In the report, reference is made to the conclusion of the Austrian Takeover Commission in 2016, at a time when Adler was attempting to take over Austrian investor and developer Conwert (which was subsequently bought by Vonovia), that Adler as a company was controlled by Cevdet Caner, although he had no official function in the company. As one auditor told the Commission, "If you want to talk business with Adler, you will have to de facto talk with Cevdet Caner", the Commission reported.
Delving deeper into the report, even the casual reader cannot help being dragged into an incestuous pit of associated family members, brothers-in-law, favoured developers being given sweetheart deals, sales at fictitious prices to insider partners that have yet to be repaid, and a host of other murky deals. At the very least, there will be a lot of explaining to do, now that the Pandora's box has been opened.
Handelsblatt point to several other short-sellers who would benefit from a falling Adler share price. The UK's Gladstone Capital Management has a 1.41% short position, US group Susquehanna International Holdings has a 1.21% position, and the Australian hedge fund Bronte Capital Management has a net short position of 0.42% in the company. All increased their short positions the day before Perring published his report, according to the official Bundesanzeiger, which short-sellers with a position of more than 0-5% are required to notify.

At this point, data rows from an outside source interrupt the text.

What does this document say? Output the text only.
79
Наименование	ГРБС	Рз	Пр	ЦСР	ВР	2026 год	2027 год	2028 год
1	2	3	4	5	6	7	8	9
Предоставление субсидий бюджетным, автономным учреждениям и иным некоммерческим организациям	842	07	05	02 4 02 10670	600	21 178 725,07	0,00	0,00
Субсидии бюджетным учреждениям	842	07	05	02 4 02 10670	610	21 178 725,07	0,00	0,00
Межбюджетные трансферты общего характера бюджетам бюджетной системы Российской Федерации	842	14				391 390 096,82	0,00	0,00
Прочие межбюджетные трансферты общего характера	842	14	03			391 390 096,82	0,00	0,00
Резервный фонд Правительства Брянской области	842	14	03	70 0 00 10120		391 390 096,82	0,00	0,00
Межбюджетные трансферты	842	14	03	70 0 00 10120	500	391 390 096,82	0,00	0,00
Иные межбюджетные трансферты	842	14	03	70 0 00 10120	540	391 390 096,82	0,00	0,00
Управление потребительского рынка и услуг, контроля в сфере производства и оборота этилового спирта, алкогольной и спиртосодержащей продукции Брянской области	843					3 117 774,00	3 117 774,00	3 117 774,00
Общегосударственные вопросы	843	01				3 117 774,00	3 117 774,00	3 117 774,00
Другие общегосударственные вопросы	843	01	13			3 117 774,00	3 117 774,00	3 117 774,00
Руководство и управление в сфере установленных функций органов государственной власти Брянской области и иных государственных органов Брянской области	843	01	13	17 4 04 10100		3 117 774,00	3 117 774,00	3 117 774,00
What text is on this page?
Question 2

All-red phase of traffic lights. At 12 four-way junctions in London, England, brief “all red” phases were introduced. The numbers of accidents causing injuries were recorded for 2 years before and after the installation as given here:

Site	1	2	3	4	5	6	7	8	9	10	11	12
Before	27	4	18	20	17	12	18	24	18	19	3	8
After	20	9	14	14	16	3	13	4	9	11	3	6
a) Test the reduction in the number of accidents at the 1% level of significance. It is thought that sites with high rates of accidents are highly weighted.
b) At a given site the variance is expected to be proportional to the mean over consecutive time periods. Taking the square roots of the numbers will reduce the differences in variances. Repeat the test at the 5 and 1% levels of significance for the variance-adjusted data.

Lawyers for all sides, including from major shareholder Aggregate Holdings, are now furiously examining the legal positions of themselves or their clients. It seems clear, from reading the lawyers letters in the appendix to the Viceroy Report, that senior management at Adler was aware of the existence of the report, and possibly of its imminent publication. The company released a statement on Monday merely advising of its intention to sell part of its holdings, allegedly to reduce debt. This leaves the company open to the charge that it did not notify its bond and shareholder of the impending threat to the value of their holdings on publication of the report.
REFIRE: We suspect this lawyerly activity is just the beginning of a longer process in which a lot of uncomfortable questions will have to be answered. BaFin, mindful of its track record of neglect in responding to demands for closer scrutiny of corporate governance, and its appalling behaviour in respect of Wirecard and other blind spots, will surely have to step up to the plate on this one. We see a lot of trouble ahead here.